Five Companies That Dropped The Ball This Week11:00 AM EST Fri. Aug. 03, 2012
Apple's first-ever appearance at the Black Hat security conference was more memorable for the speed with which its security team bolted after their presentation on iOS security than for the content it included.
It's not as if anyone expected Apple to suddenly start sharing its security secrets. And it’s true that Apple has put together a rock-solid security model for its mobile OS. But in the security research community, which is all about back-and-forth and sharing of ideas, Apple's reticence stood out like a neon sign.
SAP agreed to pay Oracle $306 million in damages to settle a seven-year-old copyright infringement lawsuit.
But Oracle isn't giving up its appeal to have a jury's $1.3 billion award in the case reinstated, meaning that the bitter dispute will continue.
SAP had sought an entirely new trial in the case. By agreeing to pay the $306 million, SAP is dropping that effort, clearing the way for the case to move on to Oracle's appeal.
Dropbox said a stolen password led to the theft of hundreds of customers' email addresses, which the thieves then used in a spam campaign for online gambling venues.
IT departments around the world nodded sagely at the incident, which is something that security experts have been predicting would happen to companies that let employees use the popular Web site.
Dropbox is planning to add two-factor authentication to its service in the form of temporary code sent to users' mobile phones, but in this case, it seems that the outcome could have been a lot worse for the company.
Microsoft's Windows Azure cloud computing service went down in Western Europe for about two and a half hours, and the software giant apologized and attributed it to a misconfigured network device.

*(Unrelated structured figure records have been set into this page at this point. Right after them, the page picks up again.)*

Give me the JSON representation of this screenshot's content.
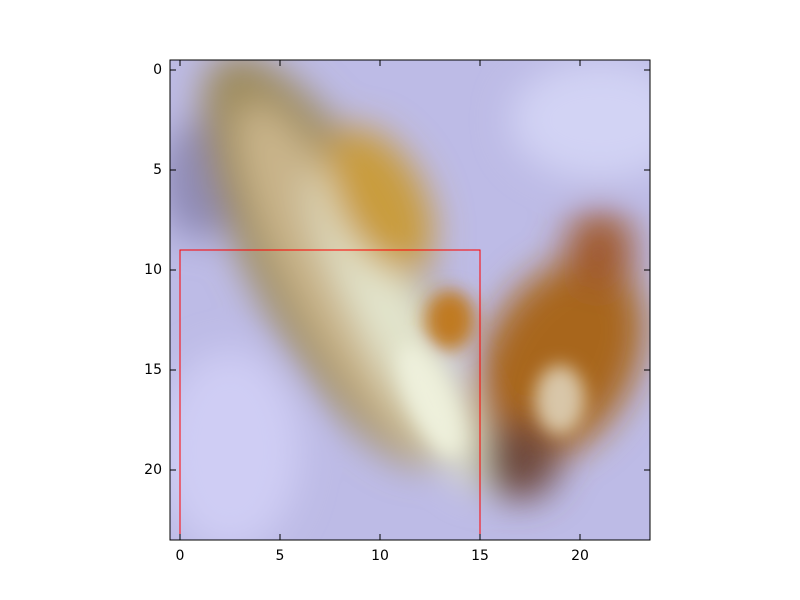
{
  "chart_data": {
    "type": "image",
    "xlim": [
      -0.5,
      23.5
    ],
    "ylim": [
      23.5,
      -0.5
    ],
    "xticks": [
      0,
      5,
      10,
      15,
      20
    ],
    "yticks": [
      0,
      5,
      10,
      15,
      20
    ],
    "rectangle": {
      "x": 0,
      "y": 9,
      "width": 15,
      "height": 15,
      "color": "#ff0000"
    }
  }
}
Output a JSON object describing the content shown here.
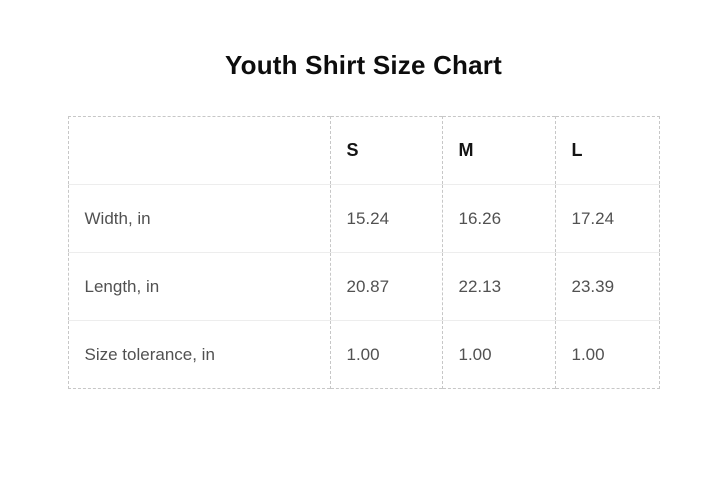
{
  "page": {
    "title": "Youth Shirt Size Chart"
  },
  "chart_data": {
    "type": "table",
    "title": "Youth Shirt Size Chart",
    "columns": [
      "",
      "S",
      "M",
      "L"
    ],
    "rows": [
      {
        "label": "Width, in",
        "values": [
          "15.24",
          "16.26",
          "17.24"
        ]
      },
      {
        "label": "Length, in",
        "values": [
          "20.87",
          "22.13",
          "23.39"
        ]
      },
      {
        "label": "Size tolerance, in",
        "values": [
          "1.00",
          "1.00",
          "1.00"
        ]
      }
    ]
  },
  "colors": {
    "title_text": "#0d0d0d",
    "header_text": "#141414",
    "body_text": "#515151",
    "dashed_border": "#c7c7c7",
    "row_separator": "#ededed",
    "background": "#ffffff"
  }
}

"The interruption impacted our Compute Service and resulted in connectivity issues from some of our customers in the sub-region," Mike Neil, general manager of Windows Azure, said in a blog post.

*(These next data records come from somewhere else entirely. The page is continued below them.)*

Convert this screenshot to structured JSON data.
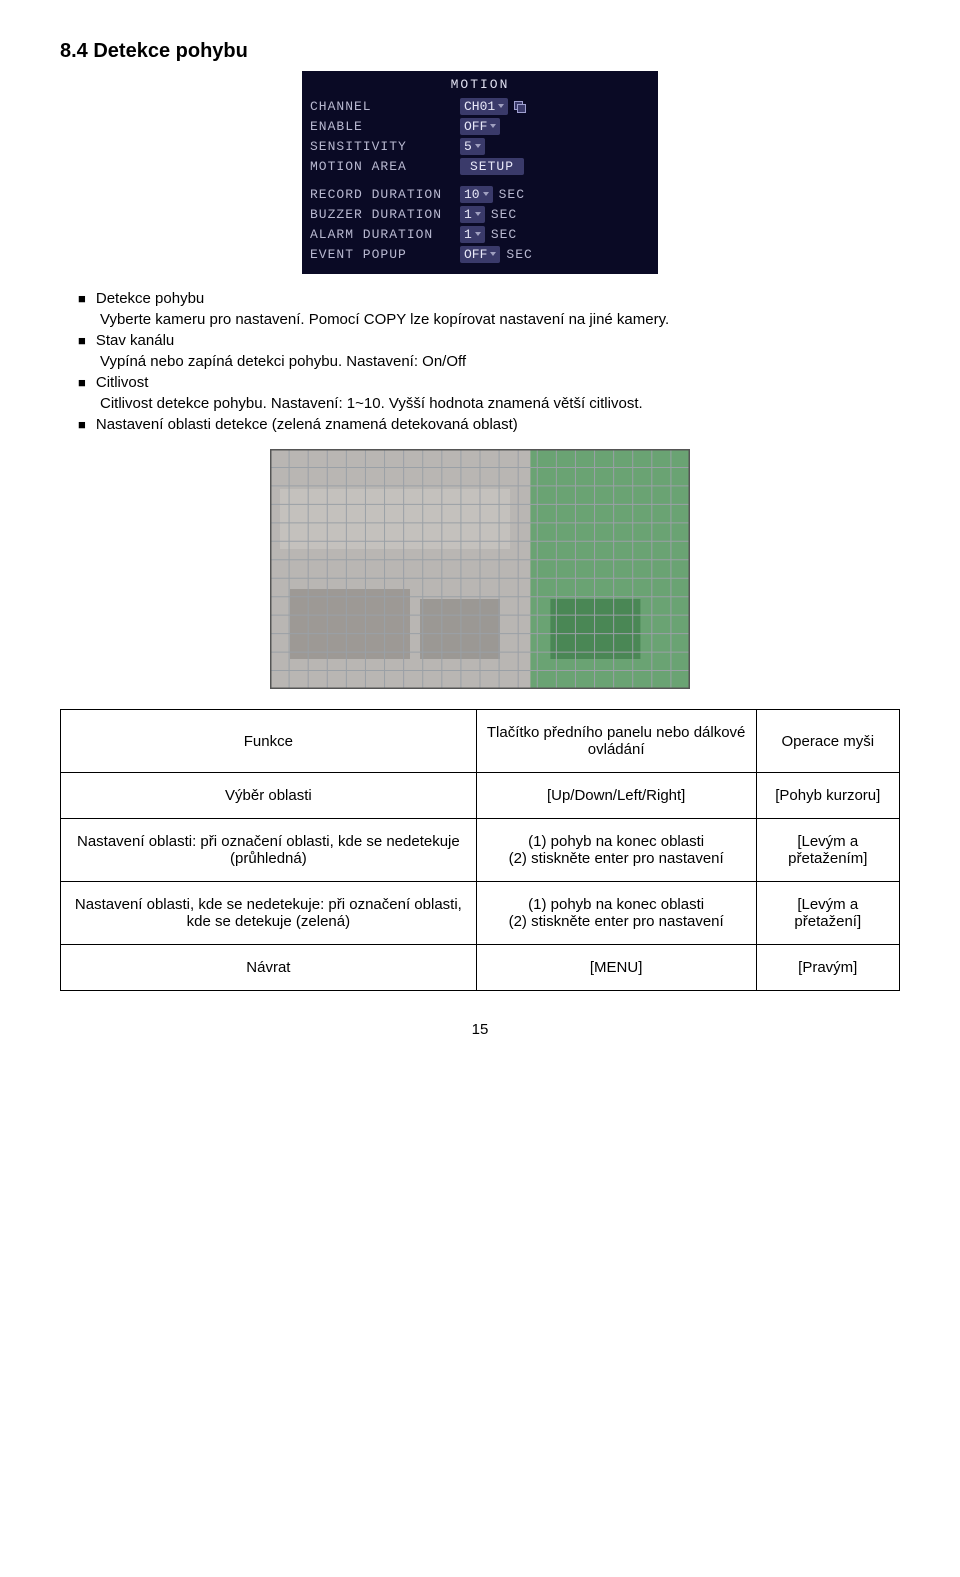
{
  "section_title": "8.4  Detekce pohybu",
  "motion_panel": {
    "title": "MOTION",
    "rows": [
      {
        "label": "CHANNEL",
        "value": "CH01",
        "type": "dd",
        "copy": true
      },
      {
        "label": "ENABLE",
        "value": "OFF",
        "type": "dd"
      },
      {
        "label": "SENSITIVITY",
        "value": "5",
        "type": "dd"
      },
      {
        "label": "MOTION AREA",
        "value": "SETUP",
        "type": "btn"
      },
      {
        "label": "RECORD DURATION",
        "value": "10",
        "type": "dd",
        "unit": "SEC",
        "gap": true
      },
      {
        "label": "BUZZER DURATION",
        "value": "1",
        "type": "dd",
        "unit": "SEC"
      },
      {
        "label": "ALARM  DURATION",
        "value": "1",
        "type": "dd",
        "unit": "SEC"
      },
      {
        "label": "EVENT POPUP",
        "value": "OFF",
        "type": "dd",
        "unit": "SEC"
      }
    ]
  },
  "bullets": [
    {
      "head": "Detekce pohybu",
      "lines": [
        "Vyberte kameru pro nastavení. Pomocí COPY lze kopírovat nastavení na jiné kamery."
      ]
    },
    {
      "head": "Stav kanálu",
      "lines": [
        "Vypíná nebo zapíná detekci pohybu. Nastavení: On/Off"
      ]
    },
    {
      "head": "Citlivost",
      "lines": [
        "Citlivost detekce pohybu. Nastavení: 1~10. Vyšší hodnota znamená větší citlivost."
      ]
    },
    {
      "head": "Nastavení oblasti detekce (zelená znamená detekovaná oblast)",
      "lines": []
    }
  ],
  "figure": {
    "bg_left": "#b9b6b3",
    "bg_right": "#3f9a52",
    "grid_color": "#9aa0a6",
    "split_x": 0.62,
    "cols": 22,
    "rows": 13
  },
  "table": {
    "headers": [
      "Funkce",
      "Tlačítko předního panelu nebo dálkové ovládání",
      "Operace myši"
    ],
    "rows": [
      [
        "Výběr oblasti",
        "[Up/Down/Left/Right]",
        "[Pohyb kurzoru]"
      ],
      [
        "Nastavení oblasti: při označení oblasti, kde se nedetekuje (průhledná)",
        "(1) pohyb na konec oblasti\n(2) stiskněte enter pro nastavení",
        "[Levým a přetažením]"
      ],
      [
        "Nastavení oblasti, kde se nedetekuje: při označení oblasti, kde se detekuje (zelená)",
        "(1) pohyb na konec oblasti\n(2) stiskněte enter pro nastavení",
        "[Levým a přetažení]"
      ],
      [
        "Návrat",
        "[MENU]",
        "[Pravým]"
      ]
    ]
  },
  "page_number": "15"
}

“The service interruption was triggered by a misconfigured network device that disrupted traffic to one cluster in our West Europe sub-region," Neil said. "Once a set device limit for external connections was reached, it triggered previously unknown issues in another network device within that cluster, which further complicated network management and recovery."

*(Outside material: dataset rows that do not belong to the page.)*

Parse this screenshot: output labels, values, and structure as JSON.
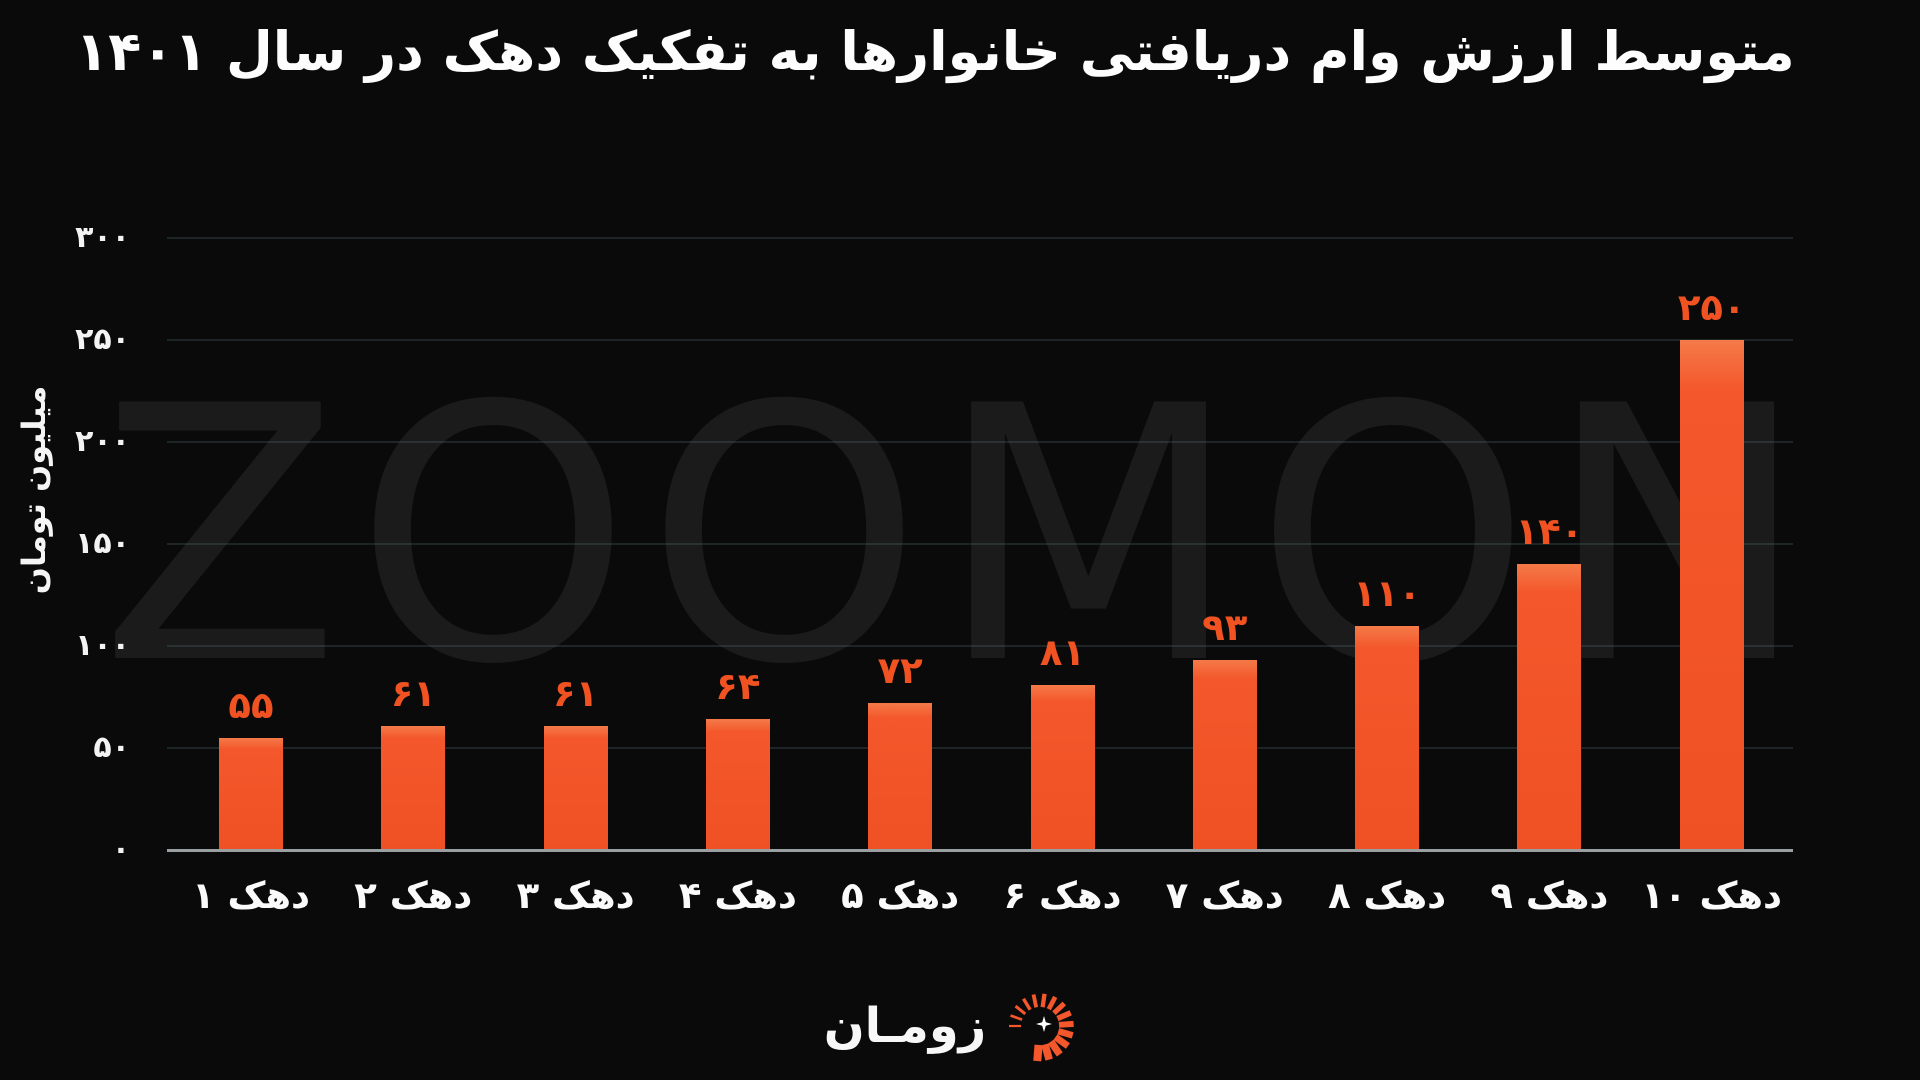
{
  "title": "متوسط ارزش وام دریافتی خانوارها به تفکیک دهک در سال ۱۴۰۱",
  "watermark": {
    "text": "ZOOMON"
  },
  "brand": {
    "label": "زومـان",
    "icon": "zoman-radial-burst-icon"
  },
  "colors": {
    "background": "#0a0a0a",
    "bar": "#f3572b",
    "bar_highlight": "#f57a49",
    "value_label": "#f05222",
    "text": "#fafafa",
    "watermark": "#1b1b1b",
    "axis_line": "#9aa0a2",
    "gridline": "rgba(110,145,155,0.20)"
  },
  "chart_data": {
    "type": "bar",
    "title": "متوسط ارزش وام دریافتی خانوارها به تفکیک دهک در سال ۱۴۰۱",
    "xlabel": "",
    "ylabel": "میلیون تومان",
    "ylim": [
      0,
      300
    ],
    "grid": true,
    "legend": "none",
    "categories": [
      "دهک ۱",
      "دهک ۲",
      "دهک ۳",
      "دهک ۴",
      "دهک ۵",
      "دهک ۶",
      "دهک ۷",
      "دهک ۸",
      "دهک ۹",
      "دهک ۱۰"
    ],
    "values": [
      55,
      61,
      61,
      64,
      72,
      81,
      93,
      110,
      140,
      250
    ],
    "value_labels": [
      "۵۵",
      "۶۱",
      "۶۱",
      "۶۴",
      "۷۲",
      "۸۱",
      "۹۳",
      "۱۱۰",
      "۱۴۰",
      "۲۵۰"
    ],
    "yticks": [
      {
        "value": 0,
        "label": "۰"
      },
      {
        "value": 50,
        "label": "۵۰"
      },
      {
        "value": 100,
        "label": "۱۰۰"
      },
      {
        "value": 150,
        "label": "۱۵۰"
      },
      {
        "value": 200,
        "label": "۲۰۰"
      },
      {
        "value": 250,
        "label": "۲۵۰"
      },
      {
        "value": 300,
        "label": "۳۰۰"
      }
    ]
  }
}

Arrow Electronics missed Wall Street's expectations during its fiscal second quarter, and the distributor said it plans to trim some $20 million in costs as a result. Excluding one-time items, Arrow earned $1.11 per share, while Wall Street analysts were expecting $1.13 per share.
Arrow CEO Mike Long (left) chalked up the weakness to a "challenging macroeconomic environment that weakened throughout the quarter."